Los defensores del progreso industrial o están ciegos o son corruptos si pretenden que pueden calcular el precio del progreso. Los daños ocasionados por la némesis industrializada no pueden compensarse, calcularse ni liquidarse. La cuota inicial del desarrollo industrial podría parecer razonable, pero los pagos periódicos a interés compuesto de una expansión de la producción se acumulan ahora en un sufrimiento que excede cualquier medida o precio. Cuando a los integrantes de una sociedad se les pide de tiempo en tiempo que paguen un precio cada vez más alto para las necesidades definidas industrialmente —a pesar de la evidencia de que con cada unidad están comprando más sufrimiento — el homo economicus, impulsado por el afán de obtener beneficios marginales, se convierte en homo religiosus, ese sujeto que está dispuesto a sacrificarse en aras de la ideología industrial. En este momento, la conducta social comienza a parecerse a la del toxicómano. Las expectativas se vuelven irracionales y alucinantes. La proporción de sufrimiento autoinfligido supera los daños producidos por la naturaleza, y todos los perjuicios ocasionados por el prójimo. La hybris induce a un comportamiento masivo autodestructivo. La némesis clásica era el castigo por el abuso temerario de los privilegiados. La némesis industrial es el castigo por la participación obediente en la implementación técnica de sueños irracionales que ya no tienen el freno de la mitología tradicional ni de una autolimitación racional.

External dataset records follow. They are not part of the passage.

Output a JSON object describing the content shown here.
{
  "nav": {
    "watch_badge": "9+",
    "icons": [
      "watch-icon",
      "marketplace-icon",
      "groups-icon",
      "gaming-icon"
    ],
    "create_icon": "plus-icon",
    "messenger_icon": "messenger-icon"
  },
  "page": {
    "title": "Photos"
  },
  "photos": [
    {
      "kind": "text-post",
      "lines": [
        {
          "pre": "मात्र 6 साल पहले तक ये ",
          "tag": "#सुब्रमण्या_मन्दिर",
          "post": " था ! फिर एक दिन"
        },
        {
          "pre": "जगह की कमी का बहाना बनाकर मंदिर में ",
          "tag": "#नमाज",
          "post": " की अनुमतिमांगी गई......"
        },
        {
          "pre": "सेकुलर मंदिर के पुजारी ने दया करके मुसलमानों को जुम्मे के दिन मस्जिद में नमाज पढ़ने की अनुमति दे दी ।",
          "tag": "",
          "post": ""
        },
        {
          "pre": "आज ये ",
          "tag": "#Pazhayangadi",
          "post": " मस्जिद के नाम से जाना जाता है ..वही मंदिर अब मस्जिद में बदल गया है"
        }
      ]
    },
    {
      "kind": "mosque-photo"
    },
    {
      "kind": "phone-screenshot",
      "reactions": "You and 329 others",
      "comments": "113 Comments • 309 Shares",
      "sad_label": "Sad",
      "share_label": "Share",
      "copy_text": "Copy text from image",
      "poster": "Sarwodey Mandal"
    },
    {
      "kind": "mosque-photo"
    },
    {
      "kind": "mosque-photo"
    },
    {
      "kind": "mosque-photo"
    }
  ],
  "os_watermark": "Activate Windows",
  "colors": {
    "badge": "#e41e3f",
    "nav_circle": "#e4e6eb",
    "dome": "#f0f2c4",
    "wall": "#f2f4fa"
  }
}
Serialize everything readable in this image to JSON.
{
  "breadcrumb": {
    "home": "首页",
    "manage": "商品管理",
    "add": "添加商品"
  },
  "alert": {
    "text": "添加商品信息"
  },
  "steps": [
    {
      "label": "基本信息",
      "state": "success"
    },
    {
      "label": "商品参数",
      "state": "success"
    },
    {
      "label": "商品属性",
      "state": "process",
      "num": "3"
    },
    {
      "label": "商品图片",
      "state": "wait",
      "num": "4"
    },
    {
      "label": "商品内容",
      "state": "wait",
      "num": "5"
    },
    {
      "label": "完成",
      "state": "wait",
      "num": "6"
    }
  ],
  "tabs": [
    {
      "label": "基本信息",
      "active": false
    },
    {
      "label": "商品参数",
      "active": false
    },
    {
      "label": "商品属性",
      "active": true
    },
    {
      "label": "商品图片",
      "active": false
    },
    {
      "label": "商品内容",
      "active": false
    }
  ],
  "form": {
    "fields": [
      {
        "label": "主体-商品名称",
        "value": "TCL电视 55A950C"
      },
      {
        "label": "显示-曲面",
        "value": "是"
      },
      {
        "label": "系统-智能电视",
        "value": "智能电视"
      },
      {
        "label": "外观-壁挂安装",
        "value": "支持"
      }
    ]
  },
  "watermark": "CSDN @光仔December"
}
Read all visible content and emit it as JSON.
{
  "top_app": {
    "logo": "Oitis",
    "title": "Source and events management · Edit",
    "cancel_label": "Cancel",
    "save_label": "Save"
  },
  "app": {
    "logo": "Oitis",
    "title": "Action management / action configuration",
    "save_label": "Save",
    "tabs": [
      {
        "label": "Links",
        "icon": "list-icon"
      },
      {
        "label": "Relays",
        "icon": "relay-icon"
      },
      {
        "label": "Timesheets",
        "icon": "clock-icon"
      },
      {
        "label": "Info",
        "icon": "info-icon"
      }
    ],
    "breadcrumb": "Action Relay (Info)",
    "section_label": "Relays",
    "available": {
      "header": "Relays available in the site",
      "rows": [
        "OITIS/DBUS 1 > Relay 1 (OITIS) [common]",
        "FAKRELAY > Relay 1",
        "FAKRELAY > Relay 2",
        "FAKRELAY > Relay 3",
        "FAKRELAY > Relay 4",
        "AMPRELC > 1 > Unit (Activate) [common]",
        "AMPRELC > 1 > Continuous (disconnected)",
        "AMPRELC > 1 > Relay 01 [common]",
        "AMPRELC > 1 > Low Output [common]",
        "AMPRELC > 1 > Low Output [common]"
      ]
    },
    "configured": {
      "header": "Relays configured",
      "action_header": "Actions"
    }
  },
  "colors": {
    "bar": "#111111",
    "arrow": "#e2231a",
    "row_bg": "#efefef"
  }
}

La guerra y el hambre, la peste y las catástrofes naturales, la tortura y la locura continúan siendo compañeros del hombre, pero ahora están moldeados en una nueva Gestalt por la némesis contemporánea que los sobrepasa. Cuanto mayor es el progreso económico de cualquier colectividad, tanto mayor es la parte que tiene la némesis industrializada en el dolor, la discapacidad, la discriminación y la muerte. Cuanto más intensa es la seguridad depositada en técnicas que promueven la dependencia, tanto mayor es la tasa de despilfarro, degradación y de ingredientes patógenos que debe contrarrestarse recurriendo a más técnicas todavía, y mayor también la fuerza laboral ocupada en la eliminación de la basura, en la gestión de los desechos y en el tratamiento terapéutico de personas a quienes el progreso ha vuelto superfluas.

Ante el desastre inminente, las reacciones adoptan todavía la forma de mejores planes de estudios, más servicios de mantenimiento de la salud o  transformadores de energía más eficientes y menos contaminantes. Todavía se buscan soluciones en una mejor ingeniería de los sistemas industriales. Se reconoce al síndrome correspondiente a némesis industrializada, pero todavía se busca su etiología en una ingeniería defectuosa combinada con una administración en beneficio propio, ya sea bajo el control de Wall Street o El Partido. Aún no se reconoce que némesis es la materialización de una respuesta social a una ideología profundamente equivocada. Tampoco se la entiende como una ilusión descontrolada alimentada por la estructura no tanto técnica sino ritual de nuestras principales instituciones industriales. Así como los contemporáneos de Galileo se negaban a mirar a través del telescopio las lunas de Júpiter porque temían que su visión geocéntrica del mundo se sacudiría, asimismo nuestros contemporáneos se niegan a afrontar la némesis industrializada porque se sienten incapaces de colocar al modo autónomo de producción, en lugar del modo industrial, en el centro de sus imaginarios sociopolíticos.

Extractado de Ivan Illich, Medical Nemesis. The Expropriation of Health. New York: Pantheon Books, 1976 (p. 211-220, 261-266). Traducción de Verónica Petrowitsch, revisada y corregida por Hernando Calla.